Faydang Lobliayao (RPA: Faiv Ntaj Lauj Npliaj Yob, Pahawh: 𖬊𖬲𖬜𖬵 𖬖𖬰𖬩𖬵 𖬄𖬶𖬞 𖬔𖬶𖬨𖬵 𖬒𖬰𖬤; the family name in traditional Hmong is Lo, 1910 – 12 July 1986) was a Hmong leading politician in Laos during the anti-French Colonial Regime war in the period of 1947-1954 and the American Secret War in Indochina in the period of 1955-1975.

Faydang was the son of Kiatong Lo Bliayao (RPA: Kiabtoom Lauj Npliaj Yob).(This is not a true statement, The Tasseng position was transferred to Faydang's own brother Chong Tou Lo, who was a brother-in-law of Touby Ly Foung. Later, Ly Foung wanted the Taseng position for himself but Faydang disagreed and wanted the position divide into 2 Tasseng for the 2 brothers.
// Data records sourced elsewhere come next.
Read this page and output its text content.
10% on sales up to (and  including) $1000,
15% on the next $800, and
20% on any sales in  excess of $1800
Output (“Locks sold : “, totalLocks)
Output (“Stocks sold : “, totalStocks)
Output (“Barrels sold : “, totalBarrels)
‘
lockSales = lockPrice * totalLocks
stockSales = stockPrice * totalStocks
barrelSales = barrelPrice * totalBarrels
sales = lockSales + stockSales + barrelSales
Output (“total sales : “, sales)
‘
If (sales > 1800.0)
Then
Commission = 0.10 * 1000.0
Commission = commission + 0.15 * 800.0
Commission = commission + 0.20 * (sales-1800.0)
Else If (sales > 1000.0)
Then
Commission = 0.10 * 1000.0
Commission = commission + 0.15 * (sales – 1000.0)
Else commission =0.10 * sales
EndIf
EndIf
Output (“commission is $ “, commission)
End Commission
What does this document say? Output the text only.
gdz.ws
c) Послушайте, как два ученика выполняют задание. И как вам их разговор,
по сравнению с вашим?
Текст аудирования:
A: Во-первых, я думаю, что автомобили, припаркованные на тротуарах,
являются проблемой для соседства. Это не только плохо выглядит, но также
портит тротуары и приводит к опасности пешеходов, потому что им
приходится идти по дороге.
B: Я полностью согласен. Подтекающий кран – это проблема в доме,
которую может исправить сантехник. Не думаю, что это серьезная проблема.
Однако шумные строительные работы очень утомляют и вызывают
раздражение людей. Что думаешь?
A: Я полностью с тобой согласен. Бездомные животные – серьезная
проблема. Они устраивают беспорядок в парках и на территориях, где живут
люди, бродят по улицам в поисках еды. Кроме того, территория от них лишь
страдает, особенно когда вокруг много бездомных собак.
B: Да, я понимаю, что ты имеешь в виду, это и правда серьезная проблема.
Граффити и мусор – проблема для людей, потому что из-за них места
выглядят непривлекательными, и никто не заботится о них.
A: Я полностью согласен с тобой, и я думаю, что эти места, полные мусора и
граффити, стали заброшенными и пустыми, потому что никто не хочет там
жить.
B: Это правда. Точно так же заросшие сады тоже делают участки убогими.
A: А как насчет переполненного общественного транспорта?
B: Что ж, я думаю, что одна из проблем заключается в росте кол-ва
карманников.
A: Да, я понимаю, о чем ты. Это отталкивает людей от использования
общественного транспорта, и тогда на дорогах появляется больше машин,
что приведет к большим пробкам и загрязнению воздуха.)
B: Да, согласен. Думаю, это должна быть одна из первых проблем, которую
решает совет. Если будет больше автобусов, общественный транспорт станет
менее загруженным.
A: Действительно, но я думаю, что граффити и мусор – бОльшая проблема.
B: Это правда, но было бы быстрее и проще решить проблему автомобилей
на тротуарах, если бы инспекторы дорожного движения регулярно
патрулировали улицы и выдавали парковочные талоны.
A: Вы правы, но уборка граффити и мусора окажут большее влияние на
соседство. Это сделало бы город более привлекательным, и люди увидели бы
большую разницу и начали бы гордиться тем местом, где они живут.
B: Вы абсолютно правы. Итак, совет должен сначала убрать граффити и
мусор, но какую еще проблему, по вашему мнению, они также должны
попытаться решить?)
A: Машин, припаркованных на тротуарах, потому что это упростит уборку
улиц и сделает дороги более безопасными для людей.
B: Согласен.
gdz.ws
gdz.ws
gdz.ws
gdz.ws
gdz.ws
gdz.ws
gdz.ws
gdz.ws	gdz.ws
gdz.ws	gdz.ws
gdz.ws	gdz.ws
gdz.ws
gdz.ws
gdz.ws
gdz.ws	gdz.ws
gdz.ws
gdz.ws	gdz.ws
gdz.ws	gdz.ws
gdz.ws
Ly Foung disagreed and engaged military against Faydang and Nyiaj Vue Lo). He felt that the leadership position of Tasseng (RPA: Tojxeem) should be passed from his father to him; but instead it was passed to Ly Foung. He petitioned the colonial French government for the position but was denied. He and his fellow clansmen aided the Japanese in their occupation of Indochina for a short period of time between 1944-1945. As late as 1947, he made contact with the Lao Issara, most notably Prince Souphanouvong. He served as Vice President of the Lao Front for National Construction and Vice President of the Supreme People's Assembly.

His younger brother was Nyiaveu Lobliayao, also a member of the Lao People's Revolutionary Party.
Faydang was never a party member. He was recognised as one of the four national heroes of Laos and received a full state funeral. His direct relative (Madam Pany Lobliayao) is currently the vice-president.